Bu maddenin ikinci fıkrası kapsamında talepte bulunan işverenlere iade edilecek tutar, maddenin yürürlük tarihinden önce talepte bulunanlar için maddenin yürürlük tarihini takip eden aybaşından, yürürlük tarihinden sonra talepte bulunanlar için ise, talep tarihini takip eden aybaşından itibaren kanuni faiz esas alınmak suretiyle hesaplanarak bu maddenin yürürlüğe girdiği tarihi takip eden takvim yılı başından başlayarak üç yıl içinde ödenir. Ödeme, öncelikle bu Kanunun 88 inci maddesinin on dört ve on altıncı fıkralarına göre muaccel hale gelmiş prim ve her türlü borçlardan, sonrasında ise ilgili kanunlar uyarınca yapılandırma veya taksitlendirme de dâhil olmak üzere müeccel haldeki prim ve her türlü borçlarından mahsup yoluyla gerçekleştirilir. Ancak, üç yıl sonunda ilgili kanunları gereği yapılandırılma veya taksitlendirilme sebebiyle vadesi gelmemiş taksit ödemelerinden peşinen mahsup edilir. Kuruma borcu bulunmayan işverenlere altı ayda bir eşit taksitlerle iade yapılır.
Görülmekte olan davalarda ayrıca bir başvuru şartı aranmaksızın, dava öncesi yapılan idari başvuru tarihinden itibaren işleyecek kanuni faiziyle birlikte hesaplanacak tutar üçüncü fıkra hükümlerine göre mahsup veya iade edilir. Mahkemelerce, bu maddenin yürürlüğe girdiği tarihten önce açılmış davalarda davanın konusuz kalması sebebiyle karar verilmesine yer olmadığına karar verilir. Yargılama giderleri idare üzerinde bırakılır ve vekâlet ücretinin dörtte birine hükmedilir. Ayrıca, ilk derece mahkemelerince verilen kararlar hakkında Sosyal Güvenlik Kurumu’nca kanun yollarına başvurulmaz ve bu maddenin yürürlüğe girdiği tarihten önce yapılan kanun yolu başvurularından vazgeçilmiş sayılır.
Bu maddenin uygulanmasına ilişkin usul ve esaslar Maliye Bakanlığı, Hazine Müsteşarlığı ve Türkiye İş Kurumu’nun görüşleri alınarak Kurumca belirlenir.” hükmü düzenlenmiştir.

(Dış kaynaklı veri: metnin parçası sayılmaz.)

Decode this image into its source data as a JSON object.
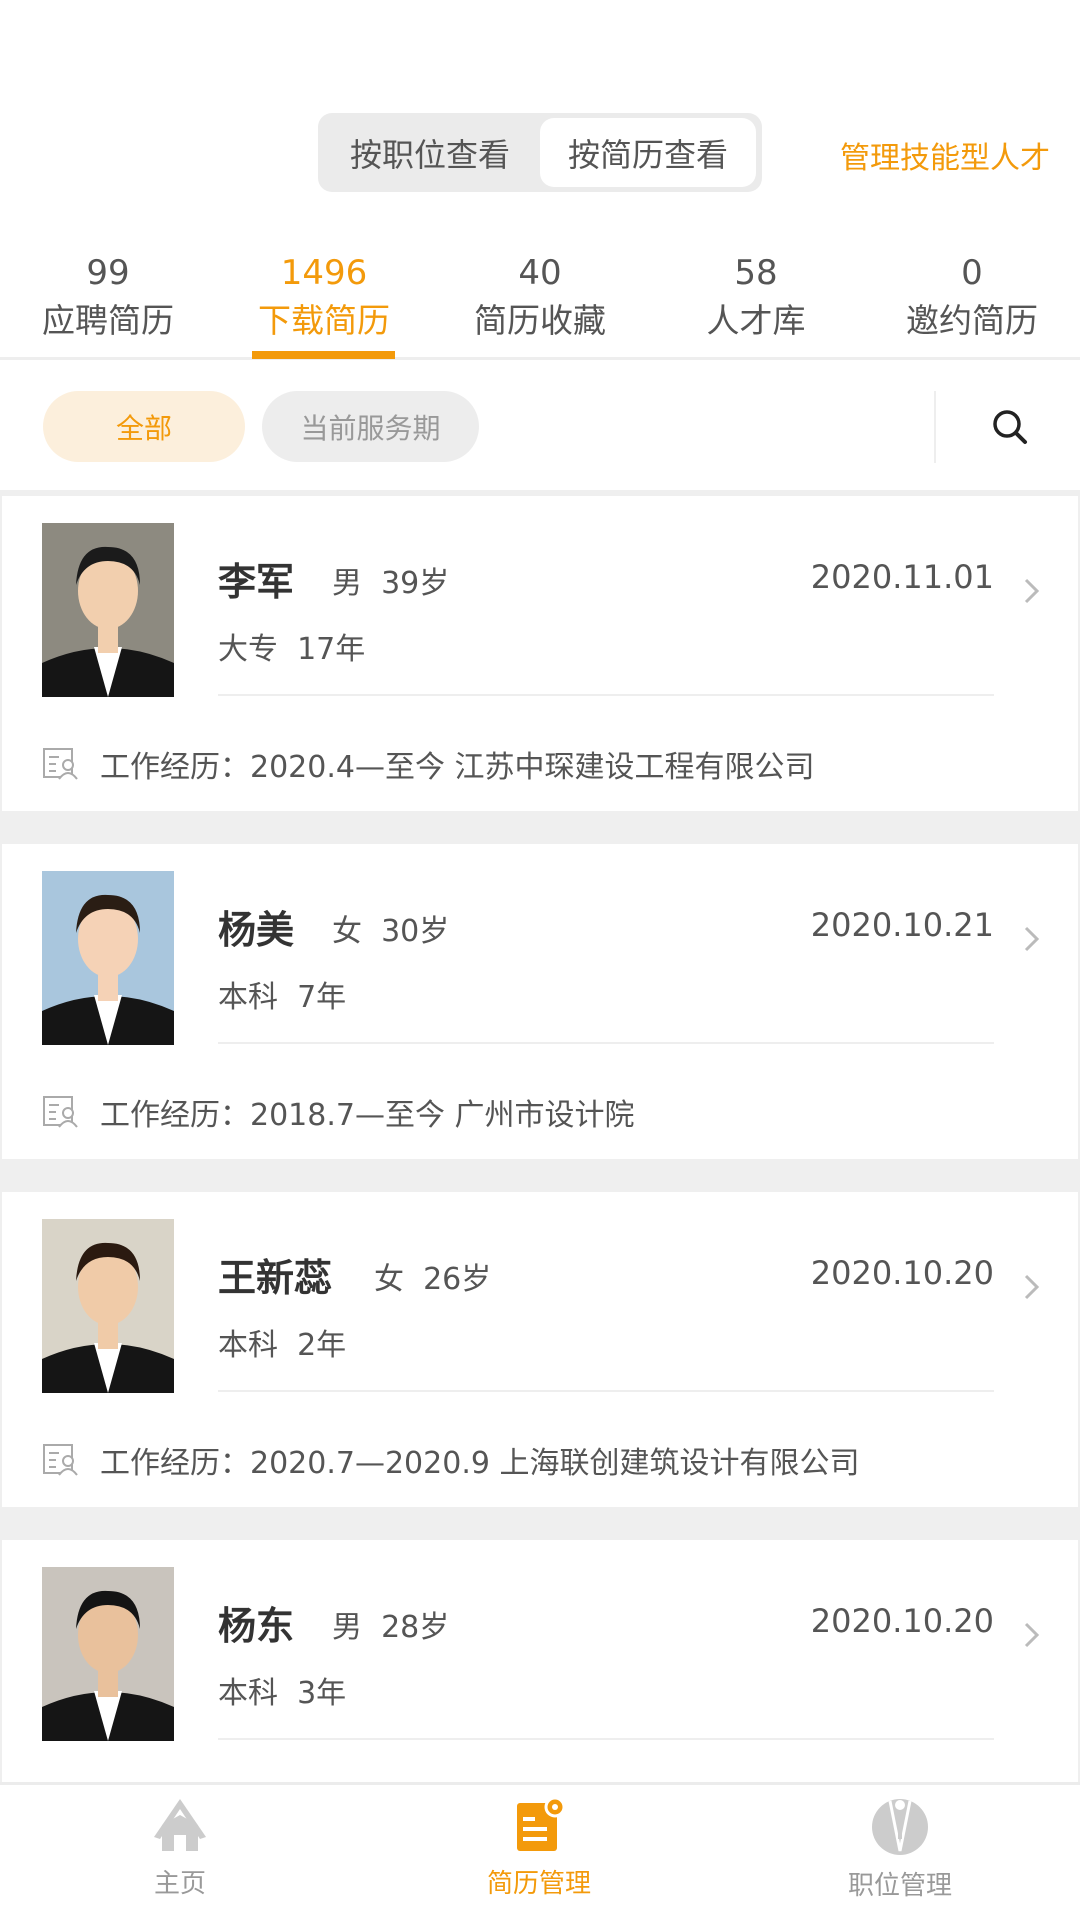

Davacının 6111 sayılı ve 5615 sayılı Yasalardan faydalanması gerektiğinin tespiti talebi yönünden, 7103 sayıl Yasanın Ek 17. maddesi değerlendirilmek suretiyle karar verilmelidir.
Mahkemece yukarıda belirtilen maddi ve hukuki olgular gözetilmek suretiyle yapılacak inceleme ve değerlendirme sonucuna göre karar verilmesi gerekirken yazılı şekilde hüküm kurulması usul ve yasaya aykırı olup,bozma nedenidir.
O halde, davalı Kurum vekilinin buna yönleri amaçlayan temyiz itirazları kabul edilmeli ve hüküm bozulmalıdır.
SONUÇ: Temyiz edilen hükmün yukarıda açıklanan nedenlerle BOZULMASINA, 13/02/2019 gününde oybirliğiyle karar verildi.